Me-now-view Part Two


As per my promise yesterday, let me share a few tidbits of things on the other side of the fence.

Sitting between Sandeepany and Powai Lake is a substantial swath of land on which sit two concave buildings and a few smaller items dotted around.  This is a large, internationally known, hotel complex which has not just standard hotel accommodations, but also conference and performance facilities, wedding venue, serviced apartments, swimming pool … et cetera.

(attempted to post a map, but have not quite got that worked out - so try this  - expand down to Mumbai and look for Powai lake on the North side... you should come to this...


















Very bottom left, oblong, is the Jagadishwara Mandir (not where the words are).  The round building is our TCT offices (again not where the words say - THAT is Annakshetra - "field of food" - dining hall!).  Smaller oblong beside Annakshetra is the meeting hall - Saraswati Nilaya.  The two inverted 'L' buildings are the boys hostels.  At the bottom of our hill then is the new residence "Anand Vihar".  There's a little loop where settlement has occurred.  At the bit that has the words Jagadishwara, is actually the acharya housing and between them and the temple the girls hostel is hidden under trees.  The one building left, then, is the oblong beside the circle and in line with the road into the hotel.  That is Chinmaya Vihar, in which I reside.  You recall the last picture from yesterday's post.  Imagine me then sitting in that building looking along that road towards the fountain (where the grey emphasis ends).

Sorry.  I love maps...  what was I doing?  oh yes; -

So picture this, Dear Reader; having previously heard barking and thinking that street dogs were getting onto the well-guarded grounds, it has been a revelation to discover these are in fact residents!  Yes indeed.  There's a handsome black Labrador, an equally bonny blonde Lab.  A rather hefty golden Retriever.  An enormous German Shepherd.  Two magnificent Rottweilers.   A pair of Little White Fluffies (never been too good on those - could be Llaso Apso, could be Maltese …)  Here's the thing though.  For the most part these animals are walked by hired help. 

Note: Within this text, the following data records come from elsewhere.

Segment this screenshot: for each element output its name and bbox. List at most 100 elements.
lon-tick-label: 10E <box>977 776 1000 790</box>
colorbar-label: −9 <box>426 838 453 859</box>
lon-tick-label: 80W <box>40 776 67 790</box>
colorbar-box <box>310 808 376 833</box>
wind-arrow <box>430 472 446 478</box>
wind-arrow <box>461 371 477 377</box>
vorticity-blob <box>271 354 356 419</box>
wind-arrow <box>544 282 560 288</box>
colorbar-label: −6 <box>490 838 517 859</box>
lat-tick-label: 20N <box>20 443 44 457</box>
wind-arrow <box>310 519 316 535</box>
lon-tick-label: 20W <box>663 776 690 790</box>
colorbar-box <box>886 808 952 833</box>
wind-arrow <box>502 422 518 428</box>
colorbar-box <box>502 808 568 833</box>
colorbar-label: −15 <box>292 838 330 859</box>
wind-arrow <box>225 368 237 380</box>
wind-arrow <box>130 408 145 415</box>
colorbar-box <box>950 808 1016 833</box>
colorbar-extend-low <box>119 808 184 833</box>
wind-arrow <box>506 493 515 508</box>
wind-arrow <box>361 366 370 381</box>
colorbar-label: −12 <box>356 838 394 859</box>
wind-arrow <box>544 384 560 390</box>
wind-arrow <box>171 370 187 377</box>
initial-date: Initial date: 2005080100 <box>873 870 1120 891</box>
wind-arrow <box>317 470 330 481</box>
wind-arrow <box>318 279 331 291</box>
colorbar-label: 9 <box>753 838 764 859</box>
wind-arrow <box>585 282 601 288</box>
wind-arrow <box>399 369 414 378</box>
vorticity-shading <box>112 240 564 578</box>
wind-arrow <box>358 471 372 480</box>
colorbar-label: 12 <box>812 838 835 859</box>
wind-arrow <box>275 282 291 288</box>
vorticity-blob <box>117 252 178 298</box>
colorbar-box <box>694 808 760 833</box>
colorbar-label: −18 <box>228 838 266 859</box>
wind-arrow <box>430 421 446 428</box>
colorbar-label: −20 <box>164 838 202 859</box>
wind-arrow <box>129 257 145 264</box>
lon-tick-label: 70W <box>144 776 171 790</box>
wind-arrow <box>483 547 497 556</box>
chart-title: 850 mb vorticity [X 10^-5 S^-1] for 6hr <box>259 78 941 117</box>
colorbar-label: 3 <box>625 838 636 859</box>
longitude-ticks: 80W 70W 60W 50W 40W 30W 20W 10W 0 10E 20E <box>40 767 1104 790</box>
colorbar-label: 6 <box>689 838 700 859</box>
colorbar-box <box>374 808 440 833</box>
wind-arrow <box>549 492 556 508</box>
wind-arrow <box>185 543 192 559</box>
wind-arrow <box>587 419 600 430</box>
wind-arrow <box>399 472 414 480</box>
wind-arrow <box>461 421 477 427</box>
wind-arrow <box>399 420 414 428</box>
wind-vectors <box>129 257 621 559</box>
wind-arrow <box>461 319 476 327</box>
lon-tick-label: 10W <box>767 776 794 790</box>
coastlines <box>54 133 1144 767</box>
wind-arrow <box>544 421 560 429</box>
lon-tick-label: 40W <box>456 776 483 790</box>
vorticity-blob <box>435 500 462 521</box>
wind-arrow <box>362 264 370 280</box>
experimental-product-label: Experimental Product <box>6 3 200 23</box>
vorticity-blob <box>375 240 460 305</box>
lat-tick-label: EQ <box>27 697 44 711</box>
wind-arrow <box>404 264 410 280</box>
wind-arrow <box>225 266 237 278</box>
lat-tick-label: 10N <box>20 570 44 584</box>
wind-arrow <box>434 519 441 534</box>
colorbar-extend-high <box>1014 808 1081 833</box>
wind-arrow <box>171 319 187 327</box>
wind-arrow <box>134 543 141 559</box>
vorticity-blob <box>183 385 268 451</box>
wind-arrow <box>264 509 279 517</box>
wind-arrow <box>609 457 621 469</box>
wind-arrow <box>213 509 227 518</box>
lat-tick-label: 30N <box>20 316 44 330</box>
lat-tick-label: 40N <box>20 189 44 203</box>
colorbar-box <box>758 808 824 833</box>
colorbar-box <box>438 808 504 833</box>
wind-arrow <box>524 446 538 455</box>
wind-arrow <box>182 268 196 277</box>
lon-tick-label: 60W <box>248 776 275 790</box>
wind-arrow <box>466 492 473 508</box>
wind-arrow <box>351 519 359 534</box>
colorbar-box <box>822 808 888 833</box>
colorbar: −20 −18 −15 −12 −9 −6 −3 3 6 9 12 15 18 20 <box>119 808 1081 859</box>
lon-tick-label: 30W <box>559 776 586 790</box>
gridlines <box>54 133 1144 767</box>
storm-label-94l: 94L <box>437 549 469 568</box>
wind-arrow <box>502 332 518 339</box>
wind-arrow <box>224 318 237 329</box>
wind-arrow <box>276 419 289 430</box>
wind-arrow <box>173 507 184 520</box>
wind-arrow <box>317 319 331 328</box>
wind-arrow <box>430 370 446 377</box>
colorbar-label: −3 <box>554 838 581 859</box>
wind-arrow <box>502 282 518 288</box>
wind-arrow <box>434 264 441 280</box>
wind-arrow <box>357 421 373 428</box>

Men in black.  With red trim on the sleeves and collars.  Plus the logo "Top Dogs" printed on the back of their fine cotton shirts.  All fit-looking coves who clearly understand their wards and will brook no nonsense from them but also ensure appropriate stop-and-sniff action as well as a trot for short bursts.  They come down from the apartments (presumably) and head up the entry-exit 'shute', where the gate sits beside the ashram's own.  On the opposite side of the feed street is the Powai Deer Park.

Heaven alone knows when the last deer was sighted, but the park is pretty.  I am making an assumption now, based on time of return, that the dogs get to go and see the sights.  Make furriends with the locals, maybe.

Once in a while it goes wrong.  A week ago a blonde American woman was out and about calling for "Barney!"  As all the dogs I regularly see are still getting noted, I am uncertain whether this was a new dog, or if it was one of the regulars who had gone momentarily astray.  My heart went out to her though.  To lose a dog here is to truly lose a dog. 

Then there's all the glimpses of things that have one wondering.  It can be speculation only, but could it be that the trio of grey-bearded men, shorts and sandals on pallid skins,  setting off in an auto as the sun goes down are looking for a night on the town?  Probably of the type one would in fact rather NOT speculate upon?  Or some time later, after dark, could the five inch stiletto heels click-clacking their way down the 'shute' accompanied by giggling and tripping and rather loud, not very pretty language (in English, so I know it wasn't) belong to holiday makers on the ran-dan?  Or is their presence of a more transactional type?  Many European 'ladies' make a good living here.

In the bright light of another summer's day, what to make of the male couple and their pram?  It's new to them.  The pushing of it is too precious, too careful, too halting.  The body language uncertain.  A stop-over before whisking the unsuspecting baby to a country foreign to its birth.

The wedding crowd of hundreds (I do not exaggerate for once), all the men in orange turbans and the ladies in Gujurati-style sari.  The band lathering away at all the popular sounds of the Bollywood-type of extravaganza and all the party swaying and twirling along the street, round the round-a-bout, caring not for the traffic or the pleas of hotel security to move along to the main venue.  On and on it goes.

Endless, too, is the flow of traffic.  Autos are plenty, of course, as are all the other forms of hire vehicle, all the way up to what appears to be school buses.  Tour buses, as you'd expect, are many and when there are symposiums or shows, the loud speakers get a full work out.  One does not have to purchase a ticket to hear the latest tunes belted out or to participate in the game show heats.

… thus you have it.  A peek at the outside of an ashram in Mumbai as viewed from room 102.  I do not wish to give the impression that one is forever gazing vacantly through the glass and wire.  However,  most of the study gets done at the window ledge which doubles as a writing desk.  Now there is no 'green curtain', it's hard to miss!